Security Leaders: "Respond at Machine Speed or Lose"

Kevin Mandia (Armadin), Alex Stamos (Corridor), and Morgan Adamski (PwC) warned at RSAC of a "perfect storm for offense." Key quotes: "Exploit discovery has gone exponential" (Stamos). AI agents evade EDR in under an hour. "Patch Tuesday, exploit Wednesday" as AI automates reverse-engineering. "You're going to have to respond at machine speed" (Mandia). The consensus: the next two years will be defined by whether defenders can match the pace of AI-augmented offense. (Source)
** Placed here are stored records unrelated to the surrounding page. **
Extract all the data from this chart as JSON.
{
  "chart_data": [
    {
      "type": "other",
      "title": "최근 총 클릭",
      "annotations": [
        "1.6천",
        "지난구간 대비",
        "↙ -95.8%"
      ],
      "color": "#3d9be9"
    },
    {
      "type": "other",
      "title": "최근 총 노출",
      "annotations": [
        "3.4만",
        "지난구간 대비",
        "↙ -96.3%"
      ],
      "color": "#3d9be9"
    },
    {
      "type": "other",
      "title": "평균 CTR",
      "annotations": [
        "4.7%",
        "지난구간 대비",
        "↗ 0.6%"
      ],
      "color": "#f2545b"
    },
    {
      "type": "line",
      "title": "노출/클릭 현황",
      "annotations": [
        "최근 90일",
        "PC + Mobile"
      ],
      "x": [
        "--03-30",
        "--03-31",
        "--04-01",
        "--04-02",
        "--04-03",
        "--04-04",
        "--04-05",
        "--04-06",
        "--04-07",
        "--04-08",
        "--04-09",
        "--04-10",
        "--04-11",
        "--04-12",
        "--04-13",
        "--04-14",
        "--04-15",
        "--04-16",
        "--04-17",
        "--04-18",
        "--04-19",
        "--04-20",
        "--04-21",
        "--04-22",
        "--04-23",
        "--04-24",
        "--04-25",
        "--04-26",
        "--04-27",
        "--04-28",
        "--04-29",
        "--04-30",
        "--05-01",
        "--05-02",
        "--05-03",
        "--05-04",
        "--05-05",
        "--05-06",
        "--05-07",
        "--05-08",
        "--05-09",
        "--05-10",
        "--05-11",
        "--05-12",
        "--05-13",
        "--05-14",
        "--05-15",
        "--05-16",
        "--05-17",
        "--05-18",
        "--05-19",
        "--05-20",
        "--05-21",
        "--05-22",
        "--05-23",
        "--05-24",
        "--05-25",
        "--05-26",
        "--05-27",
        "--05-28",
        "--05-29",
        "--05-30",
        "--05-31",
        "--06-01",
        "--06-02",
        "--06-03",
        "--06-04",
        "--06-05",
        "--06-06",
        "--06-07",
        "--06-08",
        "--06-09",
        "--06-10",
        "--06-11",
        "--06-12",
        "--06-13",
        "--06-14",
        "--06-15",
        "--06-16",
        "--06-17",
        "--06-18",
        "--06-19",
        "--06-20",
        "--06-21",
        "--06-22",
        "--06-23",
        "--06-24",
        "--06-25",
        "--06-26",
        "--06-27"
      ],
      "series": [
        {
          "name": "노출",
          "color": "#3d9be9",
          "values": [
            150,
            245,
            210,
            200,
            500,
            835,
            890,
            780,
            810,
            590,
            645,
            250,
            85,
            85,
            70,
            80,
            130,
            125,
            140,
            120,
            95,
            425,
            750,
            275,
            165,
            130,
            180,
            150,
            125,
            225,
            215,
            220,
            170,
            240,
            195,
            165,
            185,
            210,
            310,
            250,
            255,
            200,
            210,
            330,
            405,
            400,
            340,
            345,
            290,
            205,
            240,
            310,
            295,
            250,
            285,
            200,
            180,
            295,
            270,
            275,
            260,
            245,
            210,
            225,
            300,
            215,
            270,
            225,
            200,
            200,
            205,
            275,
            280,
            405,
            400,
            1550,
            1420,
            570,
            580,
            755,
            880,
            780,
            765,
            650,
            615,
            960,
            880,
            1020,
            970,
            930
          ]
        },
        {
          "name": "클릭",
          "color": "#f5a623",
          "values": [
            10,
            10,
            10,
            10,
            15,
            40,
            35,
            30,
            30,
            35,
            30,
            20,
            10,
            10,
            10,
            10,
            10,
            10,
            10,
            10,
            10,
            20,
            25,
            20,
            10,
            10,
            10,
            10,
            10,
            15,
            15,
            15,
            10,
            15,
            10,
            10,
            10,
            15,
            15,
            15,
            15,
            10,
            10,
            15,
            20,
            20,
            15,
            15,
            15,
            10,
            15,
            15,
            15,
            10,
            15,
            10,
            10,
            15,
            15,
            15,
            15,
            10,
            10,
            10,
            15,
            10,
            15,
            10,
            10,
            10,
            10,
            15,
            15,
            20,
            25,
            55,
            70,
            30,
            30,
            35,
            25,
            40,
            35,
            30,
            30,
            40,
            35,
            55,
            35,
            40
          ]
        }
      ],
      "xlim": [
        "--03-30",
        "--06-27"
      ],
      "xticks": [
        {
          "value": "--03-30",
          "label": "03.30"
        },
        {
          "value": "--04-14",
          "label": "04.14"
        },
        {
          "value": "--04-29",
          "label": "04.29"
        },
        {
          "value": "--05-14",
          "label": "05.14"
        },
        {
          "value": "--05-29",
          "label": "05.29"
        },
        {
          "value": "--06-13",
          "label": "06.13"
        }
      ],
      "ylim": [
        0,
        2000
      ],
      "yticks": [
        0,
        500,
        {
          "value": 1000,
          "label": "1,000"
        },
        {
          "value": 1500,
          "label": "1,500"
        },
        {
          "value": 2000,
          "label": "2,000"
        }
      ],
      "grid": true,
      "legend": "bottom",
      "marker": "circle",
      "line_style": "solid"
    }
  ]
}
Enterprise AI Agent Adoption Reaches Critical Mass

Microsoft cited that 80% of Fortune 500 companies are now using AI agents, with Agent 365 going GA in May. BleepingComputer published a categorization framework for enterprise agents (agentic chatbots, local agents, production agents) with non-human identity management emerging as a key challenge. Zenity observed that government policy on agentic AI security is falling behind the speed of enterprise adoption. The gap between deployment velocity and security maturity continues to widen. (BleepingComputer | Zenity)

--

The Darkhunt Take

This period crystallized something that has been building for months: the agentic AI security problem is not a model problem. It is an ecosystem problem.

Consider what happened in two weeks. A supply chain attack on LiteLLM compromised 500,000 devices through a poisoned security scanner in CI/CD. Memory Control Flow Attacks showed that an agent's own stored knowledge can be weaponized against it. NIST proved that hijacking attacks transfer across model families. n8n RCE vulnerabilities opened paths from AI workflow tools to full server takeover. A 4B parameter model matched frontier offensive capability at 1/100th the cost.

None of these are individual, patchable bugs. They are consequences of how agent ecosystems are structured. Agents depend on shared infrastructure (LiteLLM, MCP, workflow platforms). Agents trust their own memory. Agents inherit the attack surfaces of every tool they connect to. Attacks that work against one model work against many.

Microsoft's response -- 700+ controls, Zero Trust applied to agents, "assume breach" as a first principle -- is the right philosophical direction. But controls and frameworks are static. The attack surface is not. NIST's competition demonstrated that the attack landscape is adversarial and adaptive: the hardest targets produce the most transferable attacks.

The uncomfortable truth from RSAC is that the security industry knows what is coming and is not confident it can keep up. Mandia's "respond at machine speed" is not a slogan. It is a requirement. When AI agents can evade EDR in under an hour and exploit discovery is exponential, the response system must be autonomous too.

That is the gap we are focused on: not another framework or control catalog, but systems that actively probe agent ecosystems for the class of structural vulnerabilities this period revealed, reason about what they find, and harden defenses before the next TeamPCP or MemFlow-style attack lands. The window between "attack discovered in research" and "attack deployed in the wild" is compressing. The defense must compress faster.